Zerodha (Kite Connect): Manual Multi-Leg Execution
- Operates at a per-leg level — each option leg (Call, Put, Stop-Loss) requires a separate REST API call.
- Tick data from WebSocket arrives raw and unstructured, requiring preprocessing and cleaning before analytics.
- Greeks and implied volatility must be calculated manually using external code or libraries.
- Strike selection for a strategy like a short strangle depends on these custom-computed Greeks.
- Execution is sequential — each order (sell, stop-loss, target) is placed and confirmed independently.
- Requires constant monitoring of each leg’s PnL and delta exposure.
- Exit logic such as OCO (One Cancels Other) or combined target/stop-loss handling must be manually coded.
Nubra (Flexi Basket SDK): Unified Multi-Leg Execution
- Treats the entire strategy as one basket, not individual legs.
- Uses a single Flexi Basket Order to execute multiple legs (e.g., call and put) in one atomic transaction.
- All parameters — entry price, stop-loss, and target — are defined at the basket level, not per order.
- Built-in OCO logic and risk management automatically handle exits and cancellations.
- Streams real-time analytics (Greeks, IV, deltas) directly via the SDK — no preprocessing needed.
- All legs update in real time within the basket; PnL and risk are tracked collectively.
- Reduces API load and latency by eliminating redundant API calls.
This modular setup offers flexibility but adds latency — more computation blocks, multiple API hits, and continuous supervision — slowing down live strategy responsiveness.
This architecture minimizes latency, eliminates redundant monitoring loops, and lets traders focus on strategy design rather than execution plumbing.
Latency & Infrastructure Layer

Most algo traders face the same crossroad — balancing flexibility with speed.
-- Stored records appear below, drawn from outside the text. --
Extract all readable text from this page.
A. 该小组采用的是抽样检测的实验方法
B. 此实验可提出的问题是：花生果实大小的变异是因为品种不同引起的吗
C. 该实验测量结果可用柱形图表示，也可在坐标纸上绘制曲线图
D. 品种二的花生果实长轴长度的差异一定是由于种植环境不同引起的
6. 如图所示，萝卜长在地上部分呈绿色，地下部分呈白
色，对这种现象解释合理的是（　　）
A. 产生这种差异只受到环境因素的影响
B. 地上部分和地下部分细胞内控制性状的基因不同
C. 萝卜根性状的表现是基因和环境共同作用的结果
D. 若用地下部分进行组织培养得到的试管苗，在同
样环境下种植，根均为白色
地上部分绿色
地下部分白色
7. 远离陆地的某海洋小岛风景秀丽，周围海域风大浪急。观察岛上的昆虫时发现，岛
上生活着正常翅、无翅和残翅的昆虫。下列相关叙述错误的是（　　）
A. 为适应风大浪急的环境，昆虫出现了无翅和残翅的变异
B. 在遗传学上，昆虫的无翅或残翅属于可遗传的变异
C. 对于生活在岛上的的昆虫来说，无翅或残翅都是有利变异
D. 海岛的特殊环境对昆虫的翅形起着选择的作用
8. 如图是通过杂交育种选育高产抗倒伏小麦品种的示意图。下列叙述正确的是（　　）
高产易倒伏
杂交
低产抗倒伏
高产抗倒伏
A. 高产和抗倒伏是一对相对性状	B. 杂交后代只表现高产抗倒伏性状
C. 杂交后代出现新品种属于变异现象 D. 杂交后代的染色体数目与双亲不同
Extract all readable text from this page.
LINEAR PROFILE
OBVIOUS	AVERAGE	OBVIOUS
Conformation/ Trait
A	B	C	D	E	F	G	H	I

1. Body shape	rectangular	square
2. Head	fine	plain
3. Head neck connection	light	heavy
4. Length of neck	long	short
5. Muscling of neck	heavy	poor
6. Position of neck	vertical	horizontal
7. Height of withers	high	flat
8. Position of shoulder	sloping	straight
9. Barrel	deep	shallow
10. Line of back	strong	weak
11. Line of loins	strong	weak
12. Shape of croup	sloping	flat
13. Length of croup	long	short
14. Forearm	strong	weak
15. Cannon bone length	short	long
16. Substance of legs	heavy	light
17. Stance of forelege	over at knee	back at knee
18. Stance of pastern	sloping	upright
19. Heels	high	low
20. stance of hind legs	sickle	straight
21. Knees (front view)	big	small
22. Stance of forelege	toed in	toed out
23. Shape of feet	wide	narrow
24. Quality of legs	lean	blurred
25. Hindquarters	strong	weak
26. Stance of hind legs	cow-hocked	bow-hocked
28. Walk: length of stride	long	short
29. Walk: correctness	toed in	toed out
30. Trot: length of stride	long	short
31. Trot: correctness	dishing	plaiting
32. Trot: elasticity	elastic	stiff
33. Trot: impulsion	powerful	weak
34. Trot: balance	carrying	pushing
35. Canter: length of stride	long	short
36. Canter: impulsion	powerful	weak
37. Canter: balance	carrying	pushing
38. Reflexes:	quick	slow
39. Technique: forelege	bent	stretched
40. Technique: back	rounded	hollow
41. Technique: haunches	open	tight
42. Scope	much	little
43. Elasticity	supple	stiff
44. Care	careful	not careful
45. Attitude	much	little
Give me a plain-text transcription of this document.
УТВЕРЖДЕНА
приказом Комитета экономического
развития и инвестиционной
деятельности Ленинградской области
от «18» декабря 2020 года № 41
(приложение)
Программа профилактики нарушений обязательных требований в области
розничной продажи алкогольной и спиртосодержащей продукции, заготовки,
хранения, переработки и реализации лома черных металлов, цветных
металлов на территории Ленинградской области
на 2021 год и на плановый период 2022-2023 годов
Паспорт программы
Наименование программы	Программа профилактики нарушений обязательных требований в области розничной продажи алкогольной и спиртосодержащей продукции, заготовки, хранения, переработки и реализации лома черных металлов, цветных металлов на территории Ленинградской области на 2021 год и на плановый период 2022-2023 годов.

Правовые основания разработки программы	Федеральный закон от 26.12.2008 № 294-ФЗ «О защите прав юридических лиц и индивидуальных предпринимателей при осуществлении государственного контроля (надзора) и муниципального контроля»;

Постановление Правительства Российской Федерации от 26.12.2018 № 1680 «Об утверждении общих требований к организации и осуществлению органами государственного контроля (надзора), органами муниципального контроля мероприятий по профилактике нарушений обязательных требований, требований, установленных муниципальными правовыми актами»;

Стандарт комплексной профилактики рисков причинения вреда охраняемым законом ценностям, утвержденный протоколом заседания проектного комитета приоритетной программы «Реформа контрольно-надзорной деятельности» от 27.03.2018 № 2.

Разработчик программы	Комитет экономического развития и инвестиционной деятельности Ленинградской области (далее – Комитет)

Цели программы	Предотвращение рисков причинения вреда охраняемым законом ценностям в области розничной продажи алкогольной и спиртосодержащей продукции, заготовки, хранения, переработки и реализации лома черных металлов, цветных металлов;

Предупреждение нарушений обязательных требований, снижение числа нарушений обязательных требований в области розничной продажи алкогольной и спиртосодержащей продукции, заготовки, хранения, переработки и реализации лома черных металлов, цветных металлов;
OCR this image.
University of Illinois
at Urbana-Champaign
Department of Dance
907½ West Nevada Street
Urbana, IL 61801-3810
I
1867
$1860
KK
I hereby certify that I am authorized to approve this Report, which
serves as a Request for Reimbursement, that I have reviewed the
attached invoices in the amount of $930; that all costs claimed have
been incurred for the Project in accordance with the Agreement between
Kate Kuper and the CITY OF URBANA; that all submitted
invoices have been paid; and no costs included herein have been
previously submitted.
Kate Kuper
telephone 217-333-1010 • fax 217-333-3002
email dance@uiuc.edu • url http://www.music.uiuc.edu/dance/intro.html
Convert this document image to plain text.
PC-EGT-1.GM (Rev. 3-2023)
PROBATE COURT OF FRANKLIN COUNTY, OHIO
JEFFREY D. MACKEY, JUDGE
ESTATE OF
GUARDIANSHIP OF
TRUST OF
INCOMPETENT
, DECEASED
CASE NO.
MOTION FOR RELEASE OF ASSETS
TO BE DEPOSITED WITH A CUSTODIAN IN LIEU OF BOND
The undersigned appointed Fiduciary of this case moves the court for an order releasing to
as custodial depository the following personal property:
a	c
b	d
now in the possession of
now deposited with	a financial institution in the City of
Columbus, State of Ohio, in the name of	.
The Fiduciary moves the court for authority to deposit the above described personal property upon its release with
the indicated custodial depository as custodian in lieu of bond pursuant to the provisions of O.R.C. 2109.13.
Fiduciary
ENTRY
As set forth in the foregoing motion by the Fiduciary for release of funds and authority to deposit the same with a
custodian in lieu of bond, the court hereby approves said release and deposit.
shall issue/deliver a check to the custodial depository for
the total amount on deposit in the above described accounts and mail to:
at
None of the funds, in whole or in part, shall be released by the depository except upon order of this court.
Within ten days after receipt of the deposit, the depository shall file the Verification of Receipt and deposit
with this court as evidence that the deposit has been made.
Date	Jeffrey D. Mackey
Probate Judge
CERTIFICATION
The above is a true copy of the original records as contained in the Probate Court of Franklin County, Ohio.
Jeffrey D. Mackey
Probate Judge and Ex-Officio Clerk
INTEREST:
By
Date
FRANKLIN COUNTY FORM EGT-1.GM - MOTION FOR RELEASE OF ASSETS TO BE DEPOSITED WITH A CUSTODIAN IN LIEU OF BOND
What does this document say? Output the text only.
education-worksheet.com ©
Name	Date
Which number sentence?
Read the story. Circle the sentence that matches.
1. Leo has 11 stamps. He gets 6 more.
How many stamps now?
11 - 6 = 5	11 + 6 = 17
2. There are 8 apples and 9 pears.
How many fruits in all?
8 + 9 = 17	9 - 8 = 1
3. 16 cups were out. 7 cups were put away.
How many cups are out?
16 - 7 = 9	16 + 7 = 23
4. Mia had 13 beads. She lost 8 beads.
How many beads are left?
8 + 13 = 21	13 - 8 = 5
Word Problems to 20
Zerodha’s Kite Connect gives developers full control over every layer, but at the cost of manual steps, multiple API calls, and higher latency. It’s built for those who want to construct their entire stack from scratch — from data cleaning and analytics to execution logic.
Nubra, in contrast, brings institutional-grade latency and efficiency to retail algo developers. Its SDK merges authentication, market data, analytics, and multi-leg execution into a single real-time framework. With built-in Greeks, live option analytics, and atomic basket execution, Nubra eliminates the layers of friction between strategy design and trade execution — allowing developers to focus purely on building intelligent systems, not maintaining the infrastructure.